A student group was standing in front of a dinosaur exhibit at the Natural Science Museum. Their museum guide held up a small piece of natural chalk and asked if anyone could explain how the piece of chalk could contain carbon that was exhaled by a dinosaur. The students were intrigued by the question and began discussing the facts needed to answer the question. First, they must find out where chalk is found in nature. Next, they must investigate the processes that would provide a path for carbon in the atmosphere to become carbon in the chalk.
The museum guide gives the students a hint by telling them that natural chalk is made of a chemical compound called calcium carbonate. Carbonate contains carbon, so the students realize that this is an important fact about chalk. Carbon is an essential element in all organisms. Plants need carbon to grow and reproduce. Animals obtain carbon by eating plants or other animals. Carbon compounds are a source of energy for living things. The carbon in organisms is the basis of all the organic molecules in their structure.
Chalk is not a living thing and calcium carbonate is not an organic molecule, so the students search for more facts. The museum guide stated that all the answers can be found in the museum. In the shell exhibit, the students were told that shells of marine animals are made of calcium carbonate. This fact provides an organic connection to the chalk, since marine animals are living things.

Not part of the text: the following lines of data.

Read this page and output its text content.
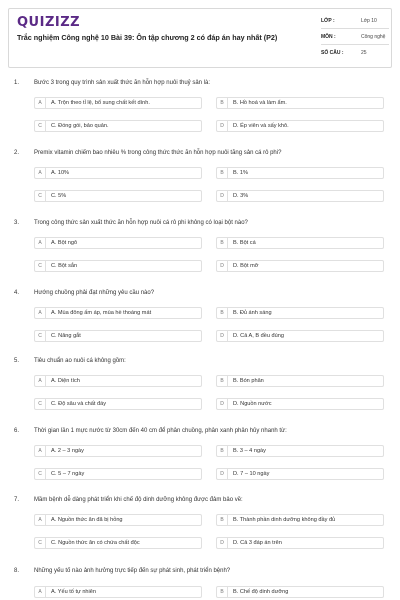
QUIZIZZ
Trắc nghiệm Công nghệ 10 Bài 39: Ôn tập chương 2 có đáp án hay nhất (P2)
LỚP :	Lớp 10
MÔN :	Công nghệ
SỐ CÂU :	25
1. Bước 3 trong quy trình sản xuất thức ăn hỗn hợp nuôi thuỷ sản là:
A	A. Trộn theo tỉ lệ, bổ sung chất kết dính.	B	B. Hồ hoá và làm ẩm.
C	C. Đóng gói, bảo quản.	D	D. Ép viên và sấy khô.
2. Premix vitamin chiếm bao nhiêu % trong công thức thức ăn hỗn hợp nuôi tăng sản cá rô phi?
A	A. 10%	B	B. 1%
C	C. 5%	D	D. 3%
3. Trong công thức sản xuất thức ăn hỗn hợp nuôi cá rô phi không có loại bột nào?
A	A. Bột ngô	B	B. Bột cá
C	C. Bột sắn	D	D. Bột mỡ
4. Hướng chuồng phải đạt những yêu cầu nào?
A	A. Mùa đông ấm áp, mùa hè thoáng mát	B	B. Đủ ánh sáng
C	C. Nâng gắt	D	D. Cả A, B đều đúng
5. Tiêu chuẩn ao nuôi cá không gồm:
A	A. Diện tích	B	B. Bón phân
C	C. Độ sâu và chất đáy	D	D. Nguồn nước
6. Thời gian lần 1 mực nước từ 30cm đến 40 cm để phân chuồng, phân xanh phân hủy nhanh từ:
A	A. 2 – 3 ngày	B	B. 3 – 4 ngày
C	C. 5 – 7 ngày	D	D. 7 – 10 ngày
7. Mầm bệnh dễ dàng phát triển khi chế độ dinh dưỡng không được đảm bảo về:
A	A. Nguồn thức ăn đã bị hỏng	B	B. Thành phần dinh dưỡng không đầy đủ
C	C. Nguồn thức ăn có chứa chất độc	D	D. Cả 3 đáp án trên
8. Những yếu tố nào ảnh hưởng trực tiếp đến sự phát sinh, phát triển bệnh?
A	A. Yếu tố tự nhiên	B	B. Chế độ dinh dưỡng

The students turn their attention to the carbon in the atmosphere. The carbon cycle moves carbon from the atmosphere to organisms and back to the atmosphere. The carbon cycle is a biogeochemical cycle in which atoms move between abiotic factors and biotic factors. Abiotic factors in the carbon cycle are the atmosphere, bodies of water, decomposed organic matter in soil called humus, and rock formations. Biotic factors are all living things.